El día del crímen, Álvaro debía actuar como padrino de un niño que iba a ser bautizado en Santander de Quilichao. Regresando de Cali a donde había ido la tarde anterior, llegó a Santander a las 7:30 a.m. y estuvo primero en la Casa Cural. De allí de dirigió al almacén de la madre del niño que iba a ser bautizado, donde le obsequiaron una camisa. Luego pidió el teléfono para hacer una llamada a la Hermana Luz Marina, quien también iba a participar en el bautizo y se encontraba en ese momento en el Hogar Santa Inés; le pidió que le preparara un desayuno, pues iba hacia el hogar enseguida.

Cuando llegaba al Hogar Santa Inés, ocurrió el crimen. Gracias a un testigo ocular se pudo identificar a los dos asesinos como miembros del F-2. El testigo rindió declaración ante el Juzgado Segundo Ambulante de Instrucción Criminal.

En abril de 1985, inexplicablemente el testigo fue buscado por Agentes de la Procuraduría General de la Nación y obligado, contra su voluntad, a viajar a Popayán para “ratificar sus denuncias”. Al reconocer en fila a uno de los victimarios, el juez permitió que el acusado identificara plenamente al denunciante y lo amenazara. Luego, uno de los Agentes de la Procuraduría que lo acompañaba llevó al testigo al Cuartel de la Policía de Popayán donde, bajo todo tipo de intimidaciones, le exigieron cambiar su versión ante el juez, para acusar a las FARC del asesinato del Padre Ulcué. Llevado nuevamente al juzgado, lo obligaron a firmar un documento, sin permitirle leerlo. Luego fue conducido a los calabozos del DAS en Cali, donde recibió nuevas amenazas.

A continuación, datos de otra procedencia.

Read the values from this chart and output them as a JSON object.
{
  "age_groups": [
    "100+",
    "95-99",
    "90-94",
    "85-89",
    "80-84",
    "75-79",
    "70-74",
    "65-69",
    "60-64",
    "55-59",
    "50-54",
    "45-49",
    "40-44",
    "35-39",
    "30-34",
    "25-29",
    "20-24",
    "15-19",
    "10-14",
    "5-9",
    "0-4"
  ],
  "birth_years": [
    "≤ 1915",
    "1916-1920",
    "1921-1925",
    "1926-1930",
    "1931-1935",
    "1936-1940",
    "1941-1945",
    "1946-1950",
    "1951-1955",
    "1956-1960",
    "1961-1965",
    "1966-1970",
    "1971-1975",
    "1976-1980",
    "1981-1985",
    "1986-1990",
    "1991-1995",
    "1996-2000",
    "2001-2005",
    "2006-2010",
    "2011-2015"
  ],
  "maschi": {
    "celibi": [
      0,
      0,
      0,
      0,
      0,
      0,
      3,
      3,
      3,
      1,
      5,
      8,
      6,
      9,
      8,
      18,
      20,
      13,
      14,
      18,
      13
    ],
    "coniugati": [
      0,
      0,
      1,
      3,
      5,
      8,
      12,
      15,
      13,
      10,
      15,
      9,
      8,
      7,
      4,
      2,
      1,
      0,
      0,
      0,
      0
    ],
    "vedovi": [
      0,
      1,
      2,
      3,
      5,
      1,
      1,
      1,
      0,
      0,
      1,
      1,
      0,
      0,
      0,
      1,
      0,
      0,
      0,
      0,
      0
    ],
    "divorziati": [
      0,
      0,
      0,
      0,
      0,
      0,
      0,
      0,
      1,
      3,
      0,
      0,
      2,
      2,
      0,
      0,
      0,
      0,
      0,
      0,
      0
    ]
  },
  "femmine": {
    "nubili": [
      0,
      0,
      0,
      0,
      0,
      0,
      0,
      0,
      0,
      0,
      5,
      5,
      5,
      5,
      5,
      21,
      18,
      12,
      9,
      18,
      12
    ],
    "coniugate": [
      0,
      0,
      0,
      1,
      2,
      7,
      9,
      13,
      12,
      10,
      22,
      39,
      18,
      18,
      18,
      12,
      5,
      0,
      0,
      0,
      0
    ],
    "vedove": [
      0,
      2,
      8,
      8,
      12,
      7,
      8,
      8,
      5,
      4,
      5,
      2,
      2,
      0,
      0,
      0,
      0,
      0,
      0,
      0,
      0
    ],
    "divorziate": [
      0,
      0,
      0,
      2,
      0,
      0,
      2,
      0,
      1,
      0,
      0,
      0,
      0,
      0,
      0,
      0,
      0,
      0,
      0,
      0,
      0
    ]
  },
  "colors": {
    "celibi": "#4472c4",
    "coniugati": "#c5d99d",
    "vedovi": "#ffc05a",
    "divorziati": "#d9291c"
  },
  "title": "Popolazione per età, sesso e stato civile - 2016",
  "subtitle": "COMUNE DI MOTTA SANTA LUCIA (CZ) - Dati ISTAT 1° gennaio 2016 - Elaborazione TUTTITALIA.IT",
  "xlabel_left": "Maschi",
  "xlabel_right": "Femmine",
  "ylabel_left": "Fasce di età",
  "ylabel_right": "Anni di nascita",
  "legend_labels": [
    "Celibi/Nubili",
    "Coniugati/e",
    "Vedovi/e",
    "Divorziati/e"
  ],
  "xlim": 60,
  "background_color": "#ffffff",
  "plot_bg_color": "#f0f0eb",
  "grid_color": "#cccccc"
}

El Comité Permanente por la Defensa de los Derechos Humanos ofició entonces, a la Presidencia de la República y a la Procuraduría General de la Nación, denuncias por tan delictiva manipulación de las investigaciones, sin obtener ninguna respuesta. Aun más, todas las copias del expediente de la Procuraduría sobre el asesinato del Padre Ulcué “se perdieron”, llevando a que el crimen quedara en la más absoluta impunidad.

Los restos del padre Álvaro fueron trasladados a Pueblo Nuevo, la tierra indígena que lo vio nacer. La tierra por la que hoy en su memoria los pueblos indígenas, los campesinos mestizos y afrodescendientes la defienden afirmando su dignidad. No fue sepultado en el templo, como muchos querían, sino que se cumplió su voluntad expresa:

“Si he de morir, quisiera que mi cuerpo quedase amasado en la arcilla de los fuertes, como un cemento vivo arrojado por Dios entre las piedras de la Ciudad Nueva”.

Pasado el tiempo, sigue la fortaleza del testimonio de ÁLVARO ULCUÉ CHOCUE vive en la dignidad de los pueblos del Cauca que afirman sus derechos, su dignidad. Esos pueblos exhuman hoy la memoria, la causa por la cual fue asesinado el sacerdote indígena, la concentración de la tierra, la imposición de un modelo de desarrollo que privatiza el territorio, que comercializa la vida.